In a takeover, an outside or inside investor acquires managerial control of a corporation by acquiring enough common stock and stockholder votes to control the board of directors, and thereby control management. The adjective hostile (as opposed to friendly) indicates that the takeover is not welcomed by management and frequently indicates that one objective of the takeover is to replace management.
Raider is a pejorative term used to describe a firm or individual who specializes in hostile takeovers. Raiders commonly identify firms as takeover targets when those firms are believed to be undervalued because managers are not acting in the stockholders’ best interests. For example, managers of some conglomerates could increase stockholder value by selling pieces of the conglomerate that are not synergistic with other pieces.
Takeovers can have either positive or negative effects on existing shareholders and employees, depending on the acquiring firm’s objectives and the actions taken by the management of the target firm. A takeover can represent an attempt to steal value from the existing managers and workers; alternatively, it can represent an effective mechanism to revitalize an organization plagued by ineffective management. In either case, managers have often been permitted to include certain elements in their compensation packages that allow a retention of power in the face of a hostile takeover.
One compensation device that has helped discourage takeover attempts and protect managers is the golden parachute, which is a benefits package payable to incumbent managers if those managers are terminated following a successful hostile takeover (or in some cases a friendly merger). Both the ethical and incentive effects of golden parachutes are difficult to assess. Some proponents argue that golden parachutes serve stockholder interests because “top managers are free to devote their attention to serving the interests of existing stockholders in the face of a takeover threat. These parachutes are viewed as providing managers with financial protection that will keep them unbiased in their actions, regardless of the outcome. However, critics view the golden parachute as a means for entrenched managers to protect themselves in the event they are ousted. Proponents of this perspective are offended by the notion that managers who mismanage and create the conditions that originally attracted a takeover effort should profit by a takeover designed to remove those same managers for inept performance.
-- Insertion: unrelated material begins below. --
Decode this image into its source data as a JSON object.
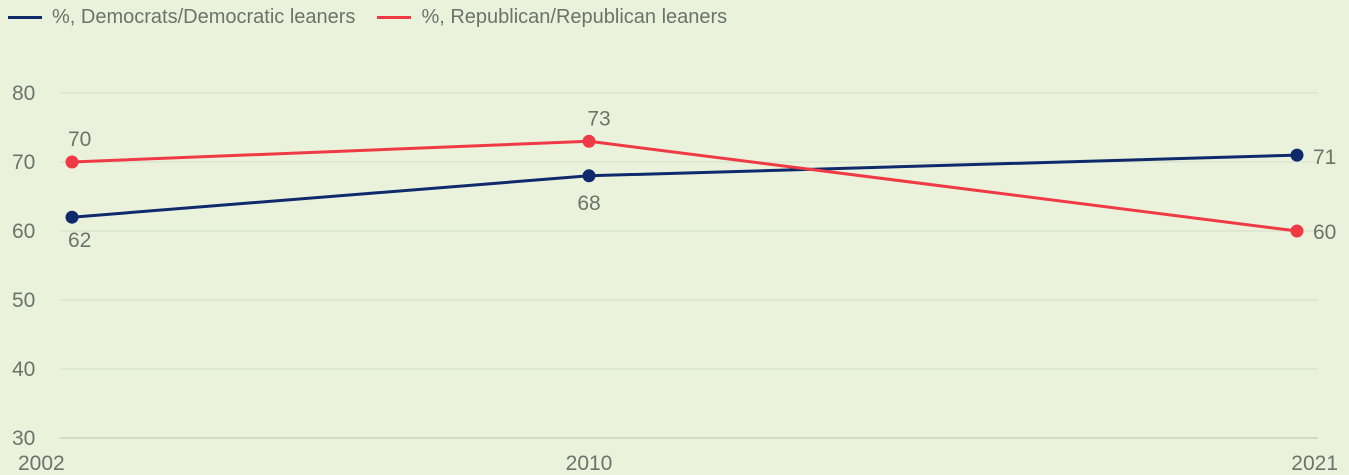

Golden parachutes also have taxation issues. When these devices were first introduced, corporations were allowed to deduct the payments as normal business expenses. Such deductibility was affected significantly by the 1984 Deficit Reduction Act, which added a 20 percent excise tax on amounts received by an executive that are in excess of three times a five-year average salary. Although many companies have agreed to pay this tax as part of a manager’s severance package, a corporate deduction is disallowed for the excess payment.